130 Schüsse hatte er Richtung Gleise abgegeben. Nicht gezielt, aber doch so, dass Menschen hätten zu Schaden kommen können. Die Nachbarschaft hat er am Vormittag des 6. August 2016 in Angst und Schrecken versetzt. Der 34-Jährige aus Feldmeilen hat psychische Probleme, er leidet an paranoider Schizophrenie. Der Schweizer mit chinesischen Wurzeln gilt als schuldunfähig und kann weder zu einer Freiheits- noch zu einer Geldstrafe verurteilt werden. Staatsanwaltschaft und Verteidiger waren sich einig, dass eine ambulante Massnahme angemessen ist. Für die Behandlung seiner Krankheit muss der Mann nicht in eine geschlossene Anstalt.
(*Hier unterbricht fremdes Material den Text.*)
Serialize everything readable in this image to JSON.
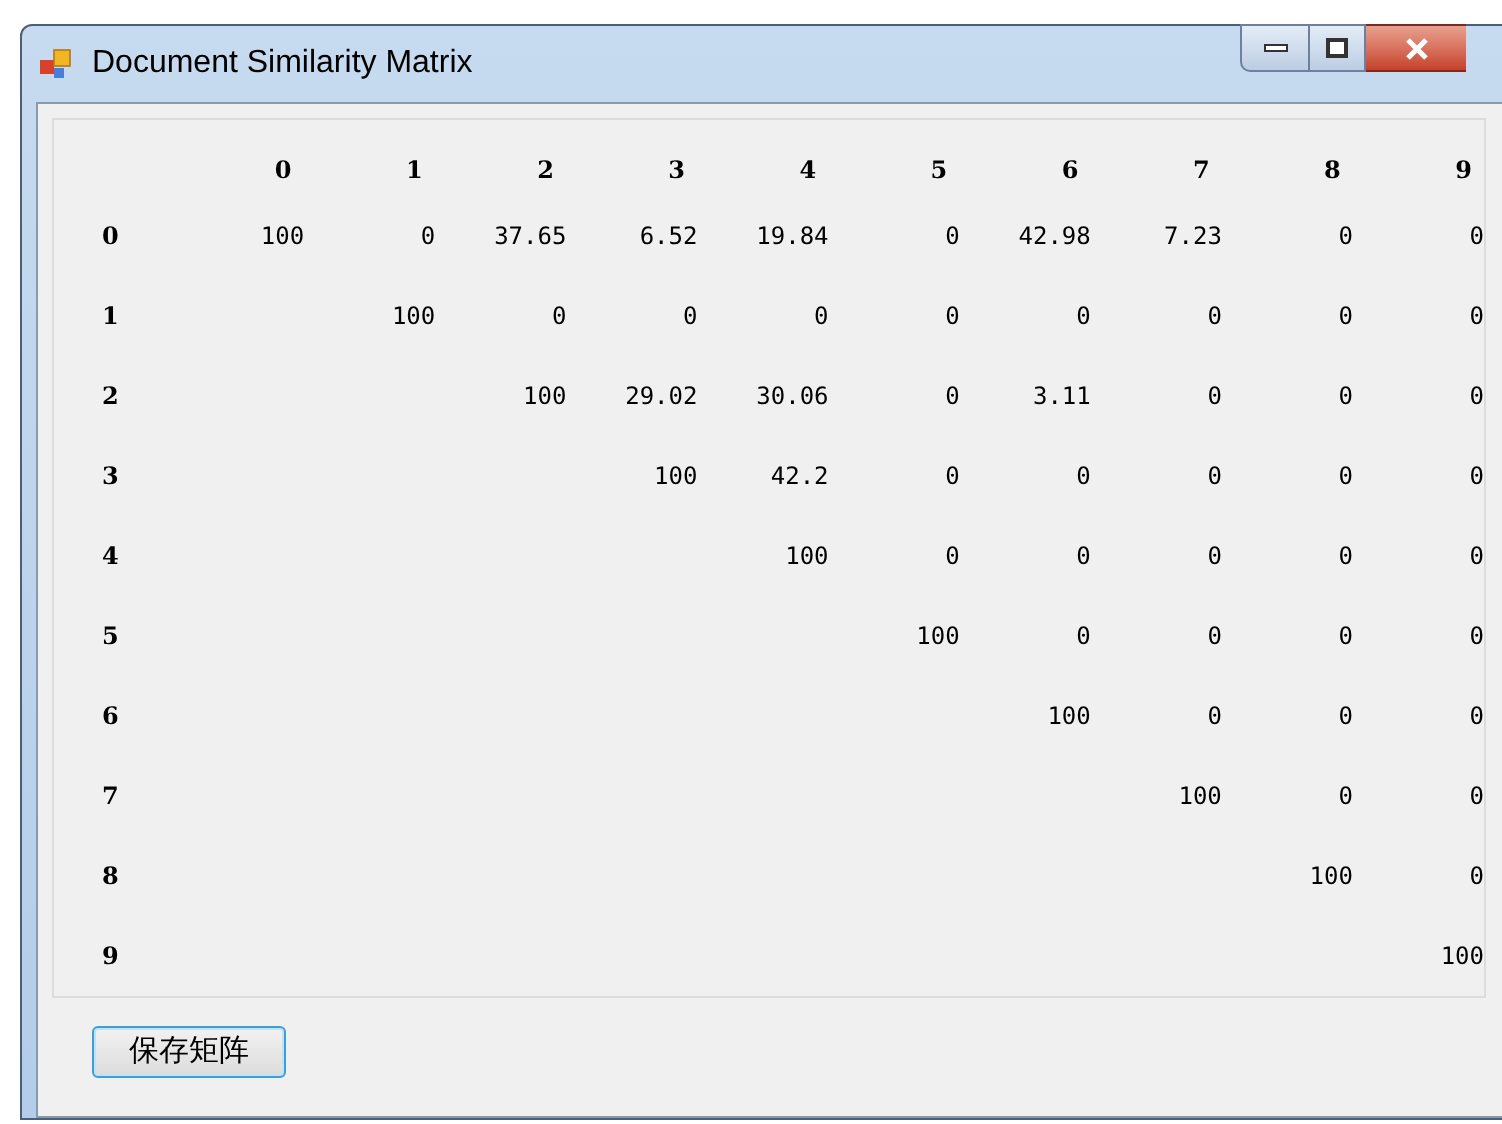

Dennoch dauerte es eine Weile, bis die Einzelrichterin über den Fall entschieden hat. Denn an der Verhandlung äusserte der Beschuldigte Zweifel daran, dass die Diagnose Schizophrenie stimmt. Er habe mit Wissen seines Psychiaters die antipsychotischen Medikamente abgesetzt. Die Richterin verschob den Urteilsspruch darum, um vom behandelnden Psychiater selbst zu erfahren, welche Medikamente sein Patient nimmt und wie er therapiert werden soll. Nun hat das Bezirksgericht Meilen das Urteil gefällt. Die Richterin kommt zum Schluss, dass die ambulante Massnahme genügt. Die Stellungnahme des Psychiaters, die dem Urteil nicht beiliegt, hat offenbar überzeugt.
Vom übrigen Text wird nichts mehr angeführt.